Academy

Kötü Yazma Tavsiyesi

post-title

"Lisabeth, yazmayı tarafsız bir araç değil, sosyal olarak konumlandırılmış bir pratik olarak görüyor. Onun argümanı, metinlerin kültürel yapılar olduğuna dair beşeri bilimler ve sosyal bilimlerde yaygın olarak benimsenen görüşlerle uyumludur. Bu görüş, elbette Lisabeth’in yazma ile ilgili ‘her şeyin gideri var’ görüşünü savunduğu anlamına gelmez. "

Piyasada çok kötü yazma tavsiyeleri var. Çoğu iyi niyetle yapılıyor. Çoğu, endişeli yazarlardan faydalanmayı amaçlamaz. Fakat ne yazık ki, yazı tavsiyesinin kolayca bulunabilmesi daima faydalı olduğu anlamına gelmemektedir.

Bu önemli mi? Sorumluluğu tavsiyeye uyana ait belki? Pekâlâ, yazma ve bilhassa akademik yazma üzerine birçok araştırma var. Bu yüzden ara sıra kendimi yazma tavsiyesi veren insanların neden eldeki kanıtlara başvurmadığını merak ederken buluyorum.

Akademik yazma çok disiplinli bir araştırma alanıdır. Size birazcık taslak vereyim; bu taslak kesinlikle tam değil fakat bazı temel bileşenleri göstermek için kâfidir.

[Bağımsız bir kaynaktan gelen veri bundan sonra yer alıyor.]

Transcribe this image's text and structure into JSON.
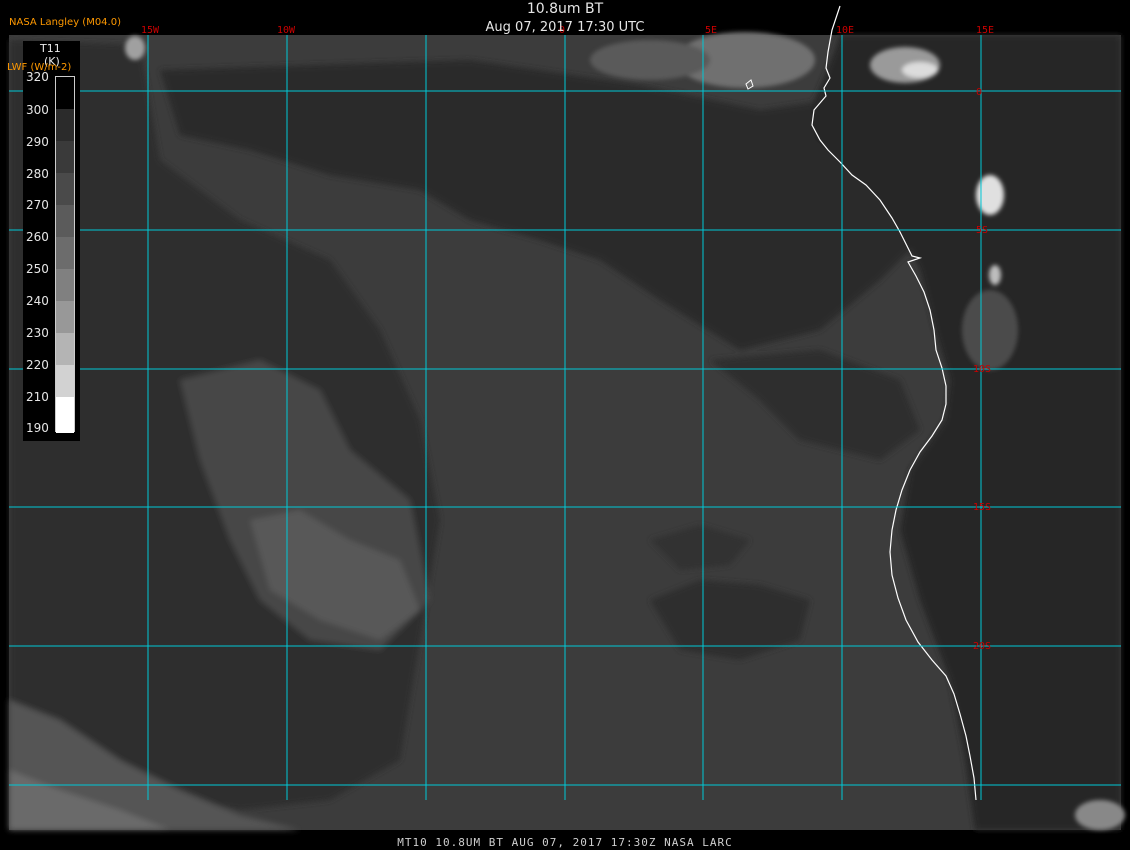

İngilizce, Yazma ve Retorik ve İletişim fakülteleri dil ve dilbilim öğrenimine, yazarlar ve yazma pratikleri üzerine yapılan araştırmalara ev sahipliği yapar. Her üçünün kendine özgü gelenekleri ve kendi külliyatları var. Her üçü de alt alanlara sahiptir. Örneğin dil ve dilbilim, tür çalışmaları, söylem çalışmaları, derleme dilbilim, sistemik fonksiyonel dilbilim ve yeni okur-yazarlık çalışmalarını içerir. Ardından kompozisyon çalışmaları, ikinci ve yabancı dil olarak İngilizce ve akademik amaçlı İngilizce gibi uygulamalı alanlar var. Bu alanlar sadece diğer alanların dil ile ilgili araştırmalarından yararlanmaz aynı zamanda kendi araştırmalarını da yaparlar.

Psikologlar akademik yazma davranışlarıyla ilgilenmektedirler. Yazma alışkanları hakkında gördüğünüz tavsiyelerin çoğu- hızlı yazma, günlük yazma, motivasyon- arasındaki bağlantı bazı zamanlar alan dışındakilere aktarılırken kopsa da psikoloji araştırmalarından kaynaklanır.

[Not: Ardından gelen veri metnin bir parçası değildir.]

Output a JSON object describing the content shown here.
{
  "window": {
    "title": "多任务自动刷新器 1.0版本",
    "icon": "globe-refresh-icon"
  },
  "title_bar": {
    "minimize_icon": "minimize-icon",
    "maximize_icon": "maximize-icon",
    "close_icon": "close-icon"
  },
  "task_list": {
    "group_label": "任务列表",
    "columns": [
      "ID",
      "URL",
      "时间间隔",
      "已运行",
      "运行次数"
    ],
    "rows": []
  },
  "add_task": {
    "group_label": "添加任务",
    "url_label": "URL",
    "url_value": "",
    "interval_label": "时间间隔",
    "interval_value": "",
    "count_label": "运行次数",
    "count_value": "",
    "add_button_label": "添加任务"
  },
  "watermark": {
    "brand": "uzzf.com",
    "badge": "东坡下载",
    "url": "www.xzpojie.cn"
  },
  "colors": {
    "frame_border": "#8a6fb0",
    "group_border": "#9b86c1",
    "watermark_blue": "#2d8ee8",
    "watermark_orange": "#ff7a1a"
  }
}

Antropologlar uzun zamandır yazma ile ilgileniyorlar ve ilgili sosyal bilim disiplinleri de yazmaya ilgi duyuyor; bu bilim kısmen, yazmanın belirli kültürel/maddi/sosyal olarak yerleşik bilgileri üretme biçimlerine odaklanmaktadır.

Ve eğitimden bahsettim mi? Burada daha fazla yazma araştırmacısı var ve biz çoğunlukla yazma öğretimi ile ilgileniyoruz. Bazılarımız araştırmacı geliştirmeye tahsis edilmiş özel bir birimde bulunurken benim gibi başkaları da eğitim fakültesindeyiz. Akademik yazma ile ilgilenen eğitim araştırmacıları, disiplinlerimizi geliştirmeyle birlikte başka disiplinlerde yapılan çeşitli araştırmalardan da yararlanmakta. Örneğin genellikle yazma grupları, yazma kursları ve acemi eğitim programlarını araştıran lisansüstü destek hizmetlerindeki eğitimcilerdir. Eğitimciler, çoğu kez ‘Yaratıcı Yazma’ (İngilizceye dönüş) pedagojilerini de kullanır.

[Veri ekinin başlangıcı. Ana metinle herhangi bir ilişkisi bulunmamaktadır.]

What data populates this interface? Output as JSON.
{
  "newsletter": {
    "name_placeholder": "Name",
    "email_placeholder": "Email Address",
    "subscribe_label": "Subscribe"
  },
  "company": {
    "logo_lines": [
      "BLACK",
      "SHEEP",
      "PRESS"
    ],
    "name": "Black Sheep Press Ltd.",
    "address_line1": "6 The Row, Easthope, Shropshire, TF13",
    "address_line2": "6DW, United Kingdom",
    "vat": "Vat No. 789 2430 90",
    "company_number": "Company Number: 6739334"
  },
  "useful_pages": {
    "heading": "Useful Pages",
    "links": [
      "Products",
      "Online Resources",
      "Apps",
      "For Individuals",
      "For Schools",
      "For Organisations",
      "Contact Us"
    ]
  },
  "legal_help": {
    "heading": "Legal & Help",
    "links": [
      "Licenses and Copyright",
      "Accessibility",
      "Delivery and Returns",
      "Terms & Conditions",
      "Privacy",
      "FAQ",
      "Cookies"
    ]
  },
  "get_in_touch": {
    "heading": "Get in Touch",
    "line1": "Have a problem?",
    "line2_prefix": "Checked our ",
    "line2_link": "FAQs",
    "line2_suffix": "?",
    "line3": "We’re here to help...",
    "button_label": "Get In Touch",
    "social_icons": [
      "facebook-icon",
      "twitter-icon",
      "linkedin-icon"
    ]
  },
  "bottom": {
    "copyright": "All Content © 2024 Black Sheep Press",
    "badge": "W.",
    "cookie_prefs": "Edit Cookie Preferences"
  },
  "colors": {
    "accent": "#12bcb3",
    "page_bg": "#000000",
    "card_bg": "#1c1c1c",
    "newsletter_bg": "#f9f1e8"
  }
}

Bu hiçbir şekilde akademik yazma üzerine araştırmanın ve öğrenimin nerede bulunabileceğini gösteren kesin bir liste değildir. Fakat yazma tavsiyesi olduğunu ve ayrıca araştırma-bilgili yazma tavsiyesi olduğunu iddia etmek için yeterlidir. Tercih ettiğim şeyde sürpriz yok.

Son zamanlarda ‘Yazma Hakkında Kötü Fikirler’ kitabının editörleri Cheryl Ball ve Drew Loewe’nin motivasyonlarını çok iyi anlıyorum.

Yazma Hakkında Kötü Fikirler, lisans öğrencileri için rutin olarak verilen bazı genel ipuçlarını ve püf noktaları ele alır. Kitapta söylenen bazı konular aynı zamanda doktora yazımı ve daha genel olarak akademik yazım için de uygulanabilir.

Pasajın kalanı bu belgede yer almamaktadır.